Adalet sistemimizde sorunlar bitmek bilmiyor. 28 Şubat sürecinde uydurulmuş deliller, yalan şahitliklerle Fetöcü hâkim ve savcıların kalemini kırdığı yüzlerce mahkûm 20 yılı aşkındır hapishanelerde alıkonulmaya devam edilirken bu zulmün asıl failleri İsmail Hakkı Karadayı, Çevik Bir ve Çetin Doğan gibi isimler tahliye edilmişti. Bu garabetler zincirine eklenen son halka ise MİT Tırları Operasyonun görüntülerini Can Dündar’a vermekten 5 yıl 10 günlük hapis cezası alan Enis Berberoğlu’nun milletvekilliği süresi bitinceye kadar serbest bırakılması oldu. Asker kılığındaki Fetöcülerin MİT görevlilerini nasıl tırlardan yaka-paça indirdiklerini, darp ederek kelepçe taktıklarını hepimiz öfkeyle izlemiştik. Vatan hainlerinin bu ülke için canını ortaya koyan evlatlarına reva gördükleri bu ihanetin görüntülerini servis ettiği kesinleşen Enis Berberoğlu’nun tahliyesi hepimizi derinden yaraladı.
25 yıldır zindanlarda mağdur edilenlere adaleti götürecek, suçlulara ise hakkettiği en ağır cezalarla verecek yeni bir adalet sistemine hava-su kadar muhtacız. Yamalı bohçaya dönen darbe Anayasası ile vicdanları teskin etmemiz artık mümkün değil. Bütün sorunları kökten çözecek insanı merkeze alan Yeni Anayasa bir an önce yapılmalı.
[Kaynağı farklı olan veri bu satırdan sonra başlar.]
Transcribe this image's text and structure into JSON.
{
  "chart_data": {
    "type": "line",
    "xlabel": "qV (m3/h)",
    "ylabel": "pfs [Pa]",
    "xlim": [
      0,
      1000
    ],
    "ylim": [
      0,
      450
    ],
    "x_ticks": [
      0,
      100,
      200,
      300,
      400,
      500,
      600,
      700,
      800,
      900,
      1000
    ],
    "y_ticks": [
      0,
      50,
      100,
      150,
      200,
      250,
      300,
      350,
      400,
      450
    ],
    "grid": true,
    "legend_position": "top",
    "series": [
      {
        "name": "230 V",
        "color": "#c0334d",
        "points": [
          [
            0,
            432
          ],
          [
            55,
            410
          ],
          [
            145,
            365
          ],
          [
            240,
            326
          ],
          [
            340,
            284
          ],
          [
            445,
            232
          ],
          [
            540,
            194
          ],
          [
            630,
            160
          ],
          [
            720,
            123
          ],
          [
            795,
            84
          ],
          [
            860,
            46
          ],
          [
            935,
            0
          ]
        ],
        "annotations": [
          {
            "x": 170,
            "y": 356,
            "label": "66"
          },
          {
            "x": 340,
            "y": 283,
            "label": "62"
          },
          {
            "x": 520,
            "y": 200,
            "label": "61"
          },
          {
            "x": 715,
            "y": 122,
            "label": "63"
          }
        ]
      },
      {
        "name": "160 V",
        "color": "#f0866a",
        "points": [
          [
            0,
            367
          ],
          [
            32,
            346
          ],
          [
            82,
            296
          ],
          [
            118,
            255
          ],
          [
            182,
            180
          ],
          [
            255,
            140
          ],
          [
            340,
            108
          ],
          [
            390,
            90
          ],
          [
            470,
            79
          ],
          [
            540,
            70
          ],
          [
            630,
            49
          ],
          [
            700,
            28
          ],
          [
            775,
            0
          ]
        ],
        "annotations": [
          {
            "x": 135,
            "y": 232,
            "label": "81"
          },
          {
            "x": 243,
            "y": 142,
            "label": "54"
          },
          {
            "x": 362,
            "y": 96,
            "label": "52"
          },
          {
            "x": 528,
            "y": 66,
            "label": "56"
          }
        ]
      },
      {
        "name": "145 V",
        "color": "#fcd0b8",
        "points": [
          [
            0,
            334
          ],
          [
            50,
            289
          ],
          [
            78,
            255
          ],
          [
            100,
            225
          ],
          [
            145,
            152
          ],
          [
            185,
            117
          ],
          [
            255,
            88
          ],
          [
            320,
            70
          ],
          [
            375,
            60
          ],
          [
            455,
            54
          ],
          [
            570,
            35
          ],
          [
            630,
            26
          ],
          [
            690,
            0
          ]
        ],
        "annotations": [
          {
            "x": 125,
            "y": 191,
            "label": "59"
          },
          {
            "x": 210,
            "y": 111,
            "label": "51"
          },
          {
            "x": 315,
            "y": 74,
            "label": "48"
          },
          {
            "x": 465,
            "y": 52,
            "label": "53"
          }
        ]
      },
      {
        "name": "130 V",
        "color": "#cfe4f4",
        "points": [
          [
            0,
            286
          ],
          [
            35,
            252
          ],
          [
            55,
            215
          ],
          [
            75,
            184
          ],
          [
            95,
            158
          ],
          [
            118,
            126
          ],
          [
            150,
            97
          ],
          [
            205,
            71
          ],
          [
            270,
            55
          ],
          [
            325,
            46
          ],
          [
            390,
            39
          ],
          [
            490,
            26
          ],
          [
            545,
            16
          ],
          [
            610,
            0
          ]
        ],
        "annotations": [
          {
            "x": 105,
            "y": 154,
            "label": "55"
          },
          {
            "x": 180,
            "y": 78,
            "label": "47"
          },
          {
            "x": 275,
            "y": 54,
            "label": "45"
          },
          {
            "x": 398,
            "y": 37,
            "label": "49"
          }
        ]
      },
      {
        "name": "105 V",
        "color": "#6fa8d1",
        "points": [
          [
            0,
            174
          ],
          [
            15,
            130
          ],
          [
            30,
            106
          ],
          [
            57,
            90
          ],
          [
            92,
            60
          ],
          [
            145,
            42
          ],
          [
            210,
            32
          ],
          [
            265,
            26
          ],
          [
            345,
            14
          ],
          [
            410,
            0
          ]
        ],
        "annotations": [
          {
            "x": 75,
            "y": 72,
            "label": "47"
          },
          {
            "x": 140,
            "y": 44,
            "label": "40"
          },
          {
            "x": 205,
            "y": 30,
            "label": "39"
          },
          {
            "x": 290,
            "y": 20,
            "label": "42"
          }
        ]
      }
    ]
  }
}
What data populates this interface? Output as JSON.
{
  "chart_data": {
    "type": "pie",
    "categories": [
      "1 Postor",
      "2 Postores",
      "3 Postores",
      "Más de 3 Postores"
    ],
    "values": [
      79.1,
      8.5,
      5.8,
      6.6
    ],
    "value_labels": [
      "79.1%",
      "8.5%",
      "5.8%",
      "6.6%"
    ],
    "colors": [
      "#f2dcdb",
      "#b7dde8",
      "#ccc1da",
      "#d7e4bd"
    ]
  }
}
MHP “AF TEKLİFİ” İLE NE YAPMAK İSTİYOR?
MHP’nin bugün TBMM’ye sunacağı af teklifi kabul edilirse cezaevlerinde yatan toplam 253 bin 535 mahkûmdan 162 bin 989’u şartlı tahliye ile salıverilecek. MHP’nin bu teklifine “Düşünün ki bir ailede bir kişinin eşi öldürülmüş, kardeşi öldürülmüş devlet olarak biz bunu affedebilir miyiz? O yetki ancak o ailenin kendisine aittir” sözleriyle tepki gösteren Başkan Erdoğan şahıslara değil, sadece devlete karşı işlenen suçlarda affı değerlendirebileceklerini söyledi.
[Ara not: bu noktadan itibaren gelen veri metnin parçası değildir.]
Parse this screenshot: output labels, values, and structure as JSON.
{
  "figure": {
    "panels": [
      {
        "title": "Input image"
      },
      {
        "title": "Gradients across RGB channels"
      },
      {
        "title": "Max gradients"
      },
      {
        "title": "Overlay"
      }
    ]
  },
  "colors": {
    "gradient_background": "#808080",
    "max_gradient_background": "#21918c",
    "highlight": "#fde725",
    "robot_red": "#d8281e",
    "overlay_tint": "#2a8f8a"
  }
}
Cezaevlerindeki kötü şartların iyileştirilmesi, yeniden adil yargılanma hakkının verilmesi hatta mahkûmun sağlık durumuna göre evde hapsin gündeme getirilmesi anlaşılabilir ve insani isteklerken affı nereden tutsanız sorunlu bir mesele. Zira Türkiye’de şu ana kadar uygulanan afların hiçbiri suç oranını azaltmayı bırakın bilakis yükseltmiş, kurban yakınları ve mağdurların adalete olan güvenini sarsmıştır. Vicdanları teskin, adaleti tesis edecek yegâne yol mağdur edildiğini, suçsuz olduğunu ve bunu ispatlayacak delilleri olanlara tanınacak yeniden adil yargılanma hakkıdır.
BU TOPRAKLARA YABANCI BİR SES: ANDIMIZ
Türkçe ezanı yazan, Türklük için insanların kafatasını ölçen dönemin Milli Eğitim Bakanı Reşit Galip, Hitler ve Stalin’in taze zihinleri formatlamak için yaptıkları uygulamalardan ilham alarak “Andımız”ı yazmış ve bütün okullarda okumayı zorunlu kılmıştı.
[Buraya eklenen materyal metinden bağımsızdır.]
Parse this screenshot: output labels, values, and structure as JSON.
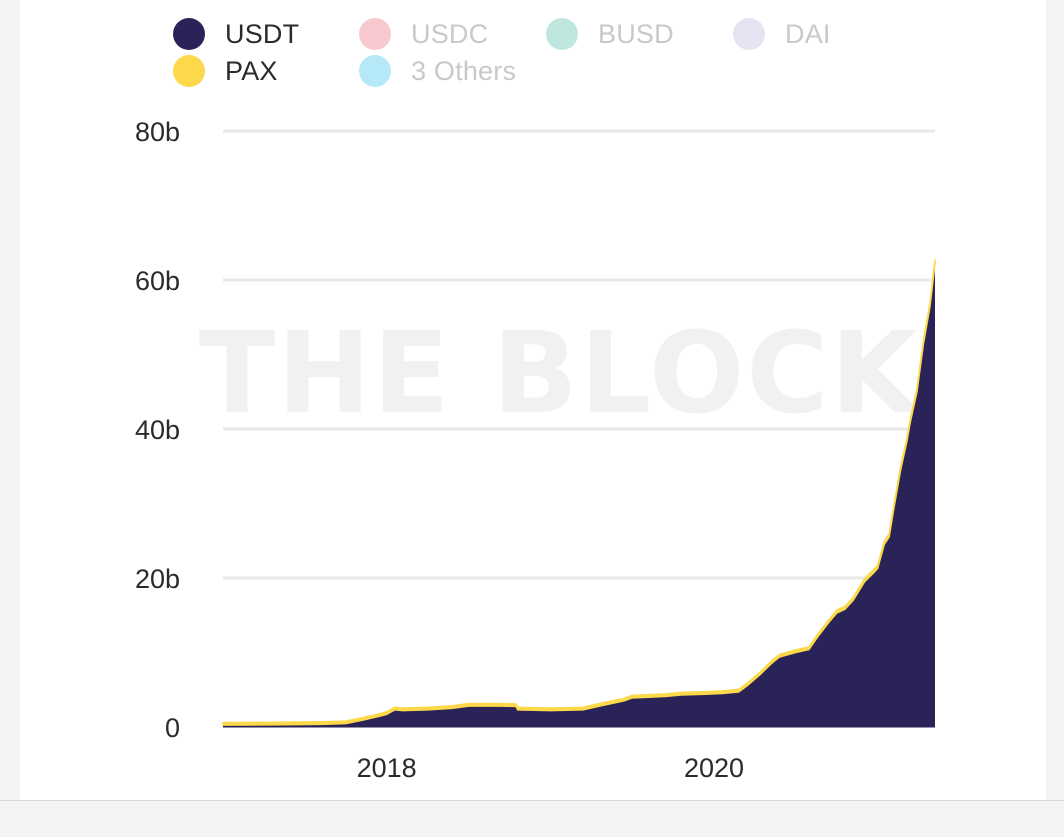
{
  "legend": [
    {
      "label": "USDT",
      "color": "#2a2357",
      "active": true
    },
    {
      "label": "USDC",
      "color": "#f8c8cf",
      "active": false
    },
    {
      "label": "BUSD",
      "color": "#bfe6df",
      "active": false
    },
    {
      "label": "DAI",
      "color": "#e4e4f2",
      "active": false
    },
    {
      "label": "PAX",
      "color": "#fcd94a",
      "active": true
    },
    {
      "label": "3 Others",
      "color": "#b6e9f8",
      "active": false
    }
  ],
  "watermark": "THE BLOCK",
  "chart_data": {
    "type": "area",
    "stacked": true,
    "x_unit": "year",
    "y_unit": "USD billions",
    "xlim": [
      2017.0,
      2021.35
    ],
    "ylim": [
      0,
      80
    ],
    "yticks": [
      {
        "value": 0,
        "label": "0"
      },
      {
        "value": 20,
        "label": "20b"
      },
      {
        "value": 40,
        "label": "40b"
      },
      {
        "value": 60,
        "label": "60b"
      },
      {
        "value": 80,
        "label": "80b"
      }
    ],
    "xticks": [
      {
        "value": 2018.0,
        "label": "2018"
      },
      {
        "value": 2020.0,
        "label": "2020"
      }
    ],
    "grid": true,
    "legend_position": "top-left",
    "series": [
      {
        "name": "USDT",
        "color": "#2a2357",
        "points": [
          [
            2017.0,
            0.25
          ],
          [
            2017.4,
            0.3
          ],
          [
            2017.6,
            0.35
          ],
          [
            2017.75,
            0.45
          ],
          [
            2017.85,
            0.9
          ],
          [
            2017.95,
            1.4
          ],
          [
            2018.0,
            1.7
          ],
          [
            2018.05,
            2.3
          ],
          [
            2018.1,
            2.2
          ],
          [
            2018.25,
            2.3
          ],
          [
            2018.4,
            2.5
          ],
          [
            2018.5,
            2.8
          ],
          [
            2018.7,
            2.8
          ],
          [
            2018.79,
            2.75
          ],
          [
            2018.8,
            2.3
          ],
          [
            2019.0,
            2.2
          ],
          [
            2019.2,
            2.3
          ],
          [
            2019.3,
            2.8
          ],
          [
            2019.45,
            3.5
          ],
          [
            2019.5,
            3.9
          ],
          [
            2019.6,
            4.0
          ],
          [
            2019.7,
            4.1
          ],
          [
            2019.8,
            4.3
          ],
          [
            2019.95,
            4.4
          ],
          [
            2020.05,
            4.5
          ],
          [
            2020.15,
            4.7
          ],
          [
            2020.2,
            5.5
          ],
          [
            2020.28,
            7.0
          ],
          [
            2020.35,
            8.5
          ],
          [
            2020.4,
            9.4
          ],
          [
            2020.5,
            10.0
          ],
          [
            2020.58,
            10.4
          ],
          [
            2020.63,
            12.0
          ],
          [
            2020.7,
            14.0
          ],
          [
            2020.75,
            15.3
          ],
          [
            2020.8,
            15.8
          ],
          [
            2020.85,
            17.0
          ],
          [
            2020.92,
            19.5
          ],
          [
            2020.98,
            20.8
          ],
          [
            2021.0,
            21.3
          ],
          [
            2021.04,
            24.5
          ],
          [
            2021.07,
            25.5
          ],
          [
            2021.1,
            29.5
          ],
          [
            2021.14,
            34.5
          ],
          [
            2021.18,
            38.5
          ],
          [
            2021.2,
            41.0
          ],
          [
            2021.24,
            45.0
          ],
          [
            2021.28,
            51.5
          ],
          [
            2021.3,
            54.0
          ],
          [
            2021.32,
            56.5
          ],
          [
            2021.35,
            62.2
          ]
        ]
      },
      {
        "name": "PAX",
        "color": "#fcd94a",
        "points": [
          [
            2017.0,
            0.0
          ],
          [
            2018.6,
            0.1
          ],
          [
            2019.5,
            0.2
          ],
          [
            2020.2,
            0.3
          ],
          [
            2020.8,
            0.4
          ],
          [
            2021.35,
            0.5
          ]
        ]
      }
    ]
  }
}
Dönemin Başbakanı Erdoğan öncülüğünde 2013 yılında kaldırılan andımız, yeni eğitim yılının ders kitaplarında sessiz sedasız tekrar yerini aldı. Türkiye Kamu-Sen Genel Başkanı Önder Kahveci’nin “Andımız”ın tekrar okullara gelmesi için yaptığı başvuruyu Danıştay İdari Dava Daireleri Kurulu kabul etti. Görünen o ki mahkeme kararıyla andımız tekrar okullara geri dönüyor. Milleti bölen, zamanın ruhundan uzak andımızı körpe beyinlere okutmakta ısrar ırkçılıktan başka bir şeye hizmet etmeyecek. Bu topraklara yabancı sesler yükseldikçe aramıza uçurumlar girmeye devam edecek. Bin yılı aşkındır Müslümanlıkla yoğrulan bu topraklarda topyekûn İslam’a sarılmaktan başka hiçbirimize kurtuluş yok.